In other words, if w
is a string matched by r
, it should be accepted by M
. This first step is important because it casts the problem into one that we can begin to solve formally. We need to see if the language of one thing is a subset of the language of another. There is no straightforward formal machinery to answer this question directly for regular expressions of which I'm aware. However, there is a well-known construction to answer questions like this with finite automata: I refer to this construction as the Cartesian Product Machine construction, and it is used to produce a finite automaton which accepts a language based on the languages of two other finite automata. In particular: if L \ R = 0
(where 0
is the empty set and \
is set difference), then L
is a subset of R
. The Cartesian Product Machine construction allows us to construct a machine for L \ R
given machines for L
and R
. We already have one for M
; it is given. All we need is a machine for L(r)
and we are ready to proceed with the deterministic algorithm for producting a machine for the difference of languages. Then, all that remains is checking whether the resulting language is empty. For details of the Cartesian Product Machine construction, see my other answer here. Don't worry that you will have NFA
s; the construction works the same as for DFAs as noted here.
Given a regular expression r
, there is an algorithm for producing an NFA
which accepts L(r)
. I don't have a ready link for this so I'll gloss over it. Basically, we define some recursive rules for constructing e-NFA
s based on each term of a regular expression. Here are the rules:
1. Alphabet symbol a: M(a)
--->()-a->(O)
2. Concatenation rs: M(rs)
--->[M(r)]-e->[M(s)]
* Note: one -e-> from each accepting state of M(r) to initial state of M(s)
initial state is that of M(r)
accepting states are those of M(s)
3. M(r+s):
-->()-e->[M(r)]
\-e->[M(s)]
* Note: new initial state added
accepting states are those of M(r) and M(s)
4. M(r*):
/--e--\
V \
--->()-e->[M(r)]
* Note: one -e-> from each accepting state of M(r) to initial state
new initial state
accepting state is only the new initial state
Now we have an NFA for your regular expression and we know how to construct the Cartesian Product Machine for the difference. What we end up with is a big e-NFA
representing the difference of L(r)
and L(M)
. We have already stated that the difference of these languages is empty iff L(r)
is a subset of L(M)
, and L(r)
is a subset of L(M)
iff M
accepts r
. The only question that's left is this: is the language of our Cartesian product machine empty or not?
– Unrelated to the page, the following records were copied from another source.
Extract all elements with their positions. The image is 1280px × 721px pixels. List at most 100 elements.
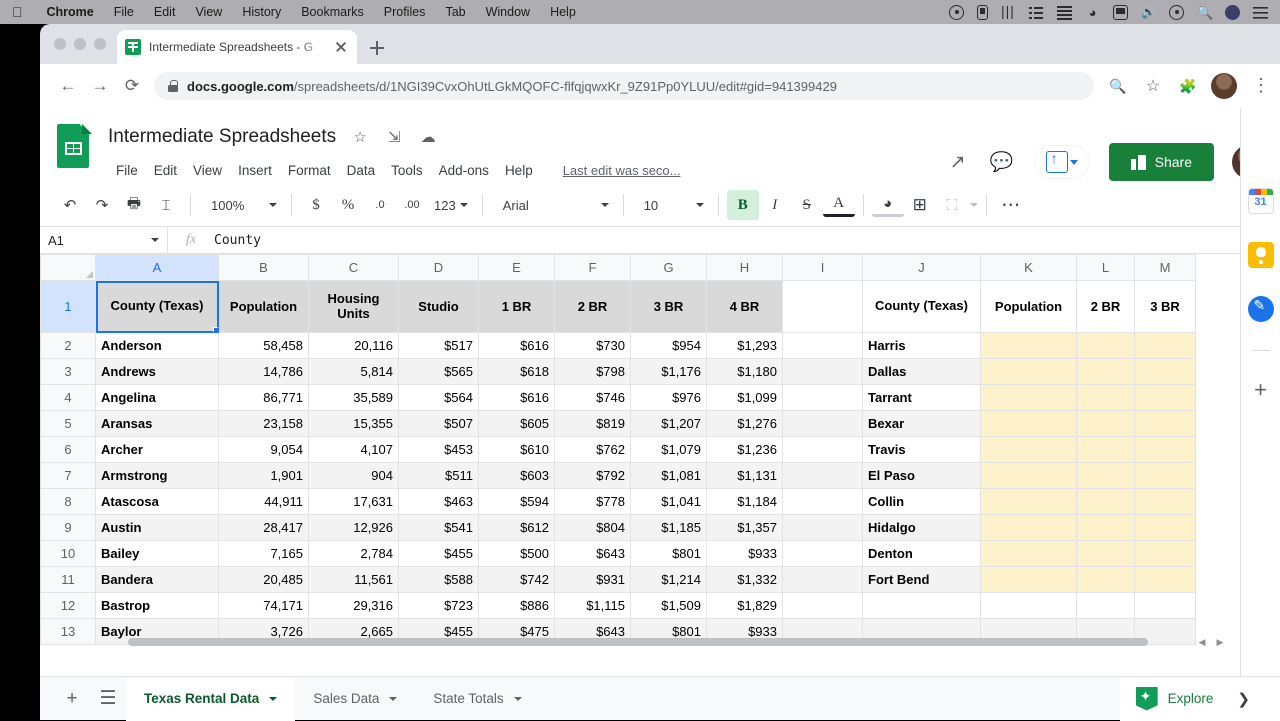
chevron-down-icon[interactable] <box>514 697 522 701</box>
cell-A8[interactable]: Atascosa <box>96 489 219 515</box>
cell-A9[interactable]: Austin <box>96 515 219 541</box>
cell-I8[interactable] <box>783 489 863 515</box>
cell-J5[interactable]: Bexar <box>863 411 981 437</box>
cell-F11[interactable]: $931 <box>555 567 631 593</box>
cell-G12[interactable]: $1,509 <box>631 593 707 619</box>
google-keep-icon[interactable] <box>1248 242 1274 268</box>
cell-H2[interactable]: $1,293 <box>707 333 783 359</box>
sheet-tab-state-totals[interactable]: State Totals <box>415 677 539 721</box>
cell-M9[interactable] <box>1135 515 1196 541</box>
cell-C8[interactable]: 17,631 <box>309 489 399 515</box>
chrome-profile-avatar[interactable] <box>1211 73 1237 99</box>
cell-J4[interactable]: Tarrant <box>863 385 981 411</box>
merge-cells-button[interactable]: ⛶ <box>936 190 968 220</box>
more-options-button[interactable]: ⋯ <box>995 190 1027 220</box>
cell-K1[interactable]: Population <box>981 281 1077 333</box>
cell-K5[interactable] <box>981 411 1077 437</box>
record-circle-icon[interactable] <box>949 5 964 20</box>
cell-M1[interactable]: 3 BR <box>1135 281 1196 333</box>
cell-F10[interactable]: $643 <box>555 541 631 567</box>
cell-H6[interactable]: $1,236 <box>707 437 783 463</box>
cell-M6[interactable] <box>1135 437 1196 463</box>
cell-K3[interactable] <box>981 359 1077 385</box>
cell-E7[interactable]: $603 <box>479 463 555 489</box>
cell-B11[interactable]: 20,485 <box>219 567 309 593</box>
cell-K10[interactable] <box>981 541 1077 567</box>
bookmark-star-icon[interactable]: ☆ <box>1137 70 1169 102</box>
spreadsheet-grid[interactable]: A B C D E F G H I J K L M 1 County (Texa… <box>40 254 1280 652</box>
sheets-menu-insert[interactable]: Insert <box>230 160 280 181</box>
row-header-5[interactable]: 5 <box>41 411 96 437</box>
cell-D3[interactable]: $565 <box>399 359 479 385</box>
cell-K8[interactable] <box>981 489 1077 515</box>
cell-G6[interactable]: $1,079 <box>631 437 707 463</box>
cell-E5[interactable]: $605 <box>479 411 555 437</box>
cell-F5[interactable]: $819 <box>555 411 631 437</box>
bold-button[interactable]: B <box>727 190 759 220</box>
cell-D7[interactable]: $511 <box>399 463 479 489</box>
publish-upload-button[interactable] <box>1033 144 1091 180</box>
cell-M7[interactable] <box>1135 463 1196 489</box>
decrease-decimal-button[interactable]: .0 <box>364 190 396 220</box>
cloud-saved-icon[interactable]: ☁ <box>418 127 438 147</box>
chevron-down-icon[interactable] <box>970 203 978 207</box>
cell-G10[interactable]: $801 <box>631 541 707 567</box>
back-icon[interactable]: ← <box>52 70 84 102</box>
forward-icon[interactable]: → <box>84 70 116 102</box>
cell-E12[interactable]: $886 <box>479 593 555 619</box>
add-addon-icon[interactable]: + <box>1254 379 1267 401</box>
cell-M4[interactable] <box>1135 385 1196 411</box>
trending-chart-icon[interactable]: ↗ <box>945 149 971 175</box>
cell-F8[interactable]: $778 <box>555 489 631 515</box>
sheets-menu-addons[interactable]: Add-ons <box>431 160 497 181</box>
cell-E8[interactable]: $594 <box>479 489 555 515</box>
cell-H3[interactable]: $1,180 <box>707 359 783 385</box>
cell-G9[interactable]: $1,185 <box>631 515 707 541</box>
comment-icon[interactable]: 💬 <box>989 149 1015 175</box>
cell-G8[interactable]: $1,041 <box>631 489 707 515</box>
cell-A6[interactable]: Archer <box>96 437 219 463</box>
cell-L2[interactable] <box>1077 333 1135 359</box>
cell-C1[interactable]: Housing Units <box>309 281 399 333</box>
row-header-6[interactable]: 6 <box>41 437 96 463</box>
cell-E4[interactable]: $616 <box>479 385 555 411</box>
wifi-icon[interactable]: ◕ <box>1085 5 1100 20</box>
cell-E3[interactable]: $618 <box>479 359 555 385</box>
cell-H9[interactable]: $1,357 <box>707 515 783 541</box>
cell-A5[interactable]: Aransas <box>96 411 219 437</box>
scroll-right-arrow-icon[interactable]: ▶ <box>1212 634 1228 650</box>
cell-B8[interactable]: 44,911 <box>219 489 309 515</box>
cell-E10[interactable]: $500 <box>479 541 555 567</box>
cell-I9[interactable] <box>783 515 863 541</box>
paint-format-icon[interactable]: ⌶ <box>150 190 182 220</box>
cell-A2[interactable]: Anderson <box>96 333 219 359</box>
cell-C12[interactable]: 29,316 <box>309 593 399 619</box>
page-title[interactable]: Intermediate Spreadsheets <box>108 126 336 148</box>
sheets-menu-view[interactable]: View <box>185 160 230 181</box>
cell-J10[interactable]: Denton <box>863 541 981 567</box>
cell-F9[interactable]: $804 <box>555 515 631 541</box>
cell-H11[interactable]: $1,332 <box>707 567 783 593</box>
column-header-K[interactable]: K <box>981 255 1077 281</box>
search-icon[interactable]: 🔍 <box>1197 5 1212 20</box>
sheets-menu-format[interactable]: Format <box>280 160 339 181</box>
column-header-B[interactable]: B <box>219 255 309 281</box>
cell-K11[interactable] <box>981 567 1077 593</box>
cell-D10[interactable]: $455 <box>399 541 479 567</box>
cell-A11[interactable]: Bandera <box>96 567 219 593</box>
new-tab-button[interactable] <box>365 36 389 60</box>
cell-D12[interactable]: $723 <box>399 593 479 619</box>
name-box[interactable]: A1 <box>40 227 168 253</box>
menu-history[interactable]: History <box>232 5 291 19</box>
cell-I11[interactable] <box>783 567 863 593</box>
cell-B4[interactable]: 86,771 <box>219 385 309 411</box>
zoom-icon[interactable]: 🔍 <box>1102 70 1134 102</box>
battery-icon[interactable] <box>977 5 988 20</box>
cell-G11[interactable]: $1,214 <box>631 567 707 593</box>
horizontal-scrollbar[interactable] <box>128 636 1184 648</box>
cell-J6[interactable]: Travis <box>863 437 981 463</box>
cell-K12[interactable] <box>981 593 1077 619</box>
more-formats-dropdown[interactable]: 123 <box>428 191 474 219</box>
cell-I6[interactable] <box>783 437 863 463</box>
sheets-menu-tools[interactable]: Tools <box>383 160 431 181</box>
There are lots of ways to answer this question, but the most direct would be simply to perform a graph search algorithm starting at the initial state to see if any of the accepting states are reachable. If a graph search shows that a state is reachable, then there are some strings in the language. If none of the states reachable from the initial state is accepting, the language is empty. Any search algorithm for directed graphs - depth-first, breadth-first, etc. - will do fine. Note that the graph is not acyclic so don't use any methods that require acyclic graphs.